I started by seeking out freelance work. I’d been doing website work for small businesses for a while (building websites, providing SEO and accessibility feedback, etc.), but now that I had a bit more knowledge, I dove into offering more full-blown projects and charging a bit more for them.
In terms of learning, I had _no clue _what to learn next. Do I keep diving deeper into what I’ve already learned? Do I branch out wider? Looking back, I don’t think there’s any course or book that I regret diving into. All of my programming learnings have helped cement what I already know and helped me build mental connections between concepts. This was how I started building up some understanding of fundamental programming ideas and patterns without formal learning (things like, “Huh, this language deals with strings in this way… this other language does it differently… but they both have this in common. Do all programming languages have that part in common?”)

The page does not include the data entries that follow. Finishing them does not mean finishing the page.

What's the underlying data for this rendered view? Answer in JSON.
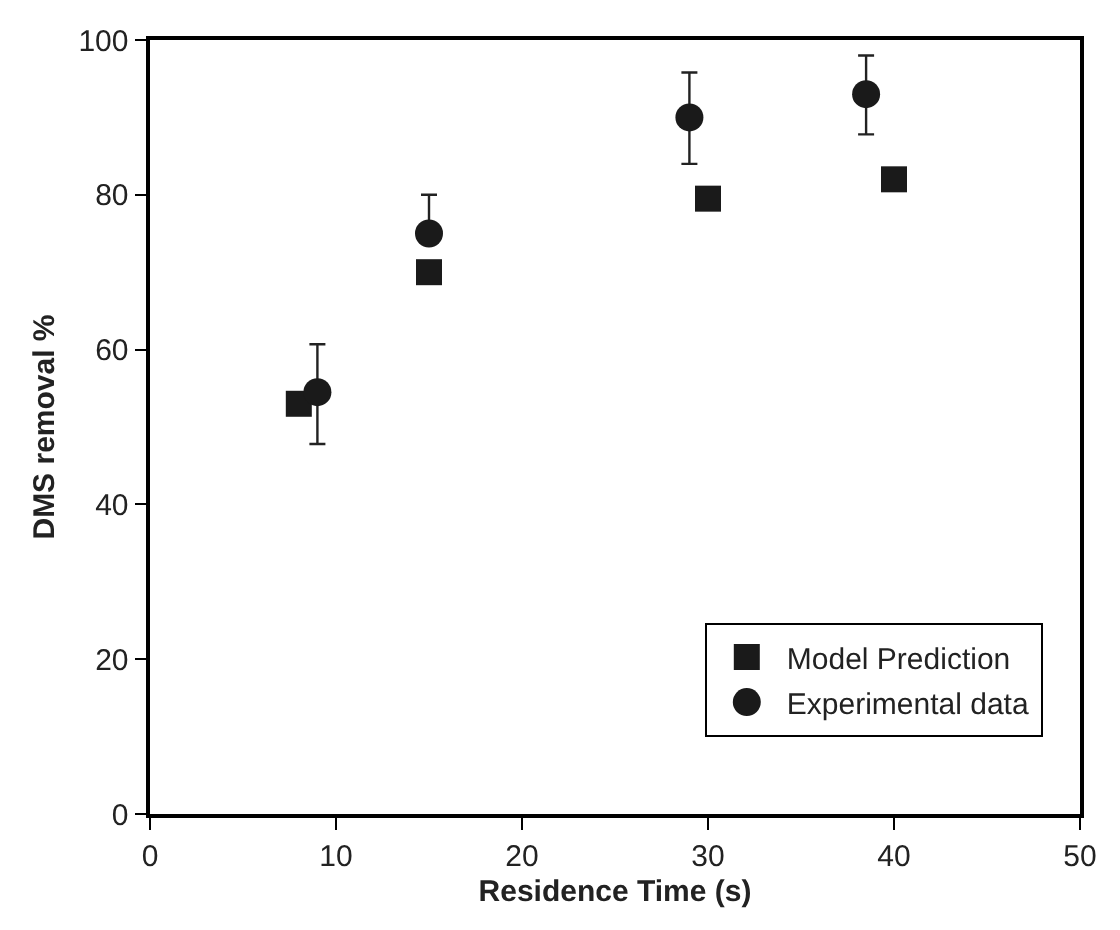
{
  "chart_data": {
    "type": "scatter",
    "xlabel": "Residence Time (s)",
    "ylabel": "DMS removal %",
    "xlim": [
      0,
      50
    ],
    "xticks": [
      0,
      10,
      20,
      30,
      40,
      50
    ],
    "ylim": [
      0,
      100
    ],
    "yticks": [
      0,
      20,
      40,
      60,
      80,
      100
    ],
    "legend": "bottom right",
    "series": [
      {
        "name": "Model Prediction",
        "color": "#1a1a1a",
        "marker": "square",
        "x": [
          8,
          15,
          30,
          40
        ],
        "values": [
          53,
          70,
          79.5,
          82
        ]
      },
      {
        "name": "Experimental data",
        "color": "#1a1a1a",
        "marker": "circle",
        "x": [
          9,
          15,
          29,
          38.5
        ],
        "values": [
          54.5,
          75,
          90,
          93
        ],
        "errors": [
          [
            47.8,
            60.7
          ],
          [
            75,
            80
          ],
          [
            84,
            95.8
          ],
          [
            87.8,
            98
          ]
        ]
      }
    ]
  }
}
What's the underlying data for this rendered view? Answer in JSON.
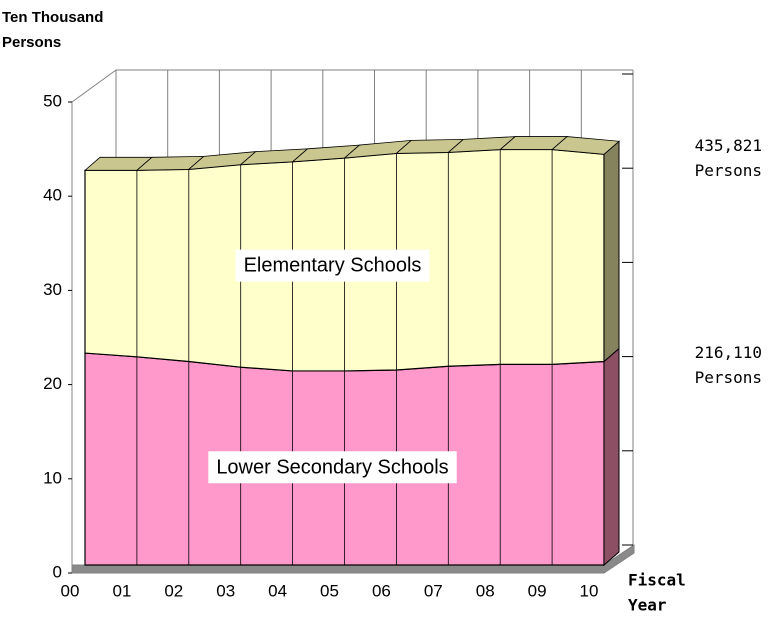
{
  "chart_data": {
    "type": "area3d",
    "stacked": true,
    "y_label": [
      "Ten Thousand",
      "Persons"
    ],
    "x_label": [
      "Fiscal",
      "Year"
    ],
    "categories": [
      "00",
      "01",
      "02",
      "03",
      "04",
      "05",
      "06",
      "07",
      "08",
      "09",
      "10"
    ],
    "series": [
      {
        "name": "Lower Secondary Schools",
        "color": "#ff99cc",
        "side_color": "#8c4f64",
        "values": [
          22.5,
          22.1,
          21.6,
          21.0,
          20.6,
          20.6,
          20.7,
          21.1,
          21.3,
          21.3,
          21.6
        ]
      },
      {
        "name": "Elementary Schools",
        "color": "#ffffcc",
        "side_color": "#85825e",
        "top_color": "#c9c78f",
        "values": [
          19.4,
          19.8,
          20.4,
          21.5,
          22.2,
          22.6,
          23.0,
          22.7,
          22.8,
          22.8,
          22.0
        ]
      }
    ],
    "annotations": [
      {
        "lines": [
          "435,821",
          "Persons"
        ],
        "series": 1
      },
      {
        "lines": [
          "216,110",
          "Persons"
        ],
        "series": 0
      }
    ],
    "ylim": [
      0,
      50
    ],
    "yticks": [
      0,
      10,
      20,
      30,
      40,
      50
    ]
  }
}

A few areas I am really glad I dove into:
- Learned SQL. I had used NoSQL in bootcamp. Presumably because it’s really easy to spin up a MongoDB Atlas instance for free. But every job I’ve had has relied heavily on SQL (I’ve been building data pipeline software since 2021) so this course has paid major dividends. To quote my mentor (who was quoting his mentor), “it’s not cute to say you just don’t know SQL”. I picked MySQL because someone said it was the friendliest. I have mostly used Postgres since then. That hasn’t mattered because they’re fundamentally similar. Just learn one.
- Learned Ubuntu Server. This was surprisingly useful. Have I even, in my professional career, spun up or maintained a server on my own? Not even close. But I do use the command line every day and dang if I didn’t get a lot better around the command line from this class! I also learned some basics about IPs, ports, services, etc. that have come in handy. Do I have an opinion on the EMACS vs. VIM debate? No. But can I navigate my way around the command line and debug problems with my tests on CI? Yeah.

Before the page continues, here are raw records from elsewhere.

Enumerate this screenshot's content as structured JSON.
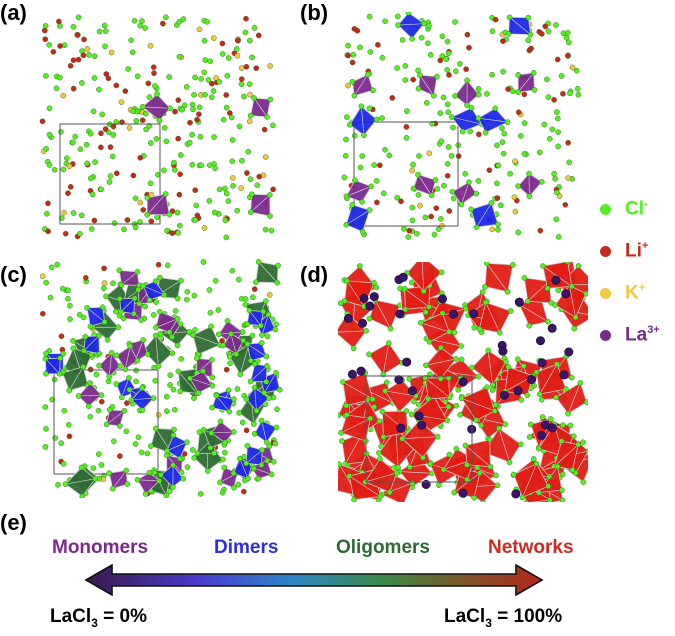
{
  "panels": [
    {
      "label": "(a)"
    },
    {
      "label": "(b)"
    },
    {
      "label": "(c)"
    },
    {
      "label": "(d)"
    },
    {
      "label": "(e)"
    }
  ],
  "legend": [
    {
      "ion": "Cl",
      "charge": "-",
      "color": "#55ee22"
    },
    {
      "ion": "Li",
      "charge": "+",
      "color": "#c42a1c"
    },
    {
      "ion": "K",
      "charge": "+",
      "color": "#f2c744"
    },
    {
      "ion": "La",
      "charge": "3+",
      "color": "#7a2c8c"
    }
  ],
  "stages": [
    {
      "text": "Monomers",
      "color": "#7b2a8c"
    },
    {
      "text": "Dimers",
      "color": "#2b2ee6"
    },
    {
      "text": "Oligomers",
      "color": "#2e6b34"
    },
    {
      "text": "Networks",
      "color": "#cc2a20"
    }
  ],
  "composition": {
    "left": {
      "prefix": "LaCl",
      "sub": "3",
      "suffix": " = 0%"
    },
    "right": {
      "prefix": "LaCl",
      "sub": "3",
      "suffix": " = 100%"
    }
  },
  "colors": {
    "monomer_polyhedra": "#7b2a8c",
    "dimer_polyhedra": "#1e28e6",
    "oligomer_polyhedra": "#2e6b34",
    "network_polyhedra": "#e01c14"
  }
}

Right along the same lines as always learning, just be curious! Ask questions. Ask questions to other people, ask questions about the code you’re working on, etc. When I solve a problem, it drives me insane if I don’t understand why whatever I did works. And if there are exceptions, and if I can break it. It turns out that’s a great quality for a software engineer!
This might mean clicking through source code or pouring over docs/Stack Overflow/GitHub repos. This might mean talking with someone else about it. This might mean writing a post about the solution that you’ve found.
This may or may not come naturally to you, but I can tell you hiring panels watch for the type of questions you ask so start practicing.
I went to as many hackathons as I could squeeze in, and attended a few online conferences and meetups (because it was still COVID). I met great people, I deepened technical skills, I practiced working remotely on self-organizing teams… and they were freaking fun. I mean seriously, when else would I have been able to hack up a prototype for a journal app that used sentiment analysis to build you a custom Spotify playlist?
In the end, which one of these made the most difference in my job hunt? Who’s to say? I think the whole was more than the sum of its parts here. A lot of these are just good practices, period, for programmers. If you’re out there on the job hunt, I wish you the best! It’s not easy. I got a lot of “no”s, and even more ghostings. But all it takes is one yes.
How to Use LinkedIn as a Developer to Get a Job in Tech – this is the video series I used to spruce up my LinkedIn.
Meetup.com – This is where I’ve found most of the local meetups I’ve attended. They list both virtual and in-person events!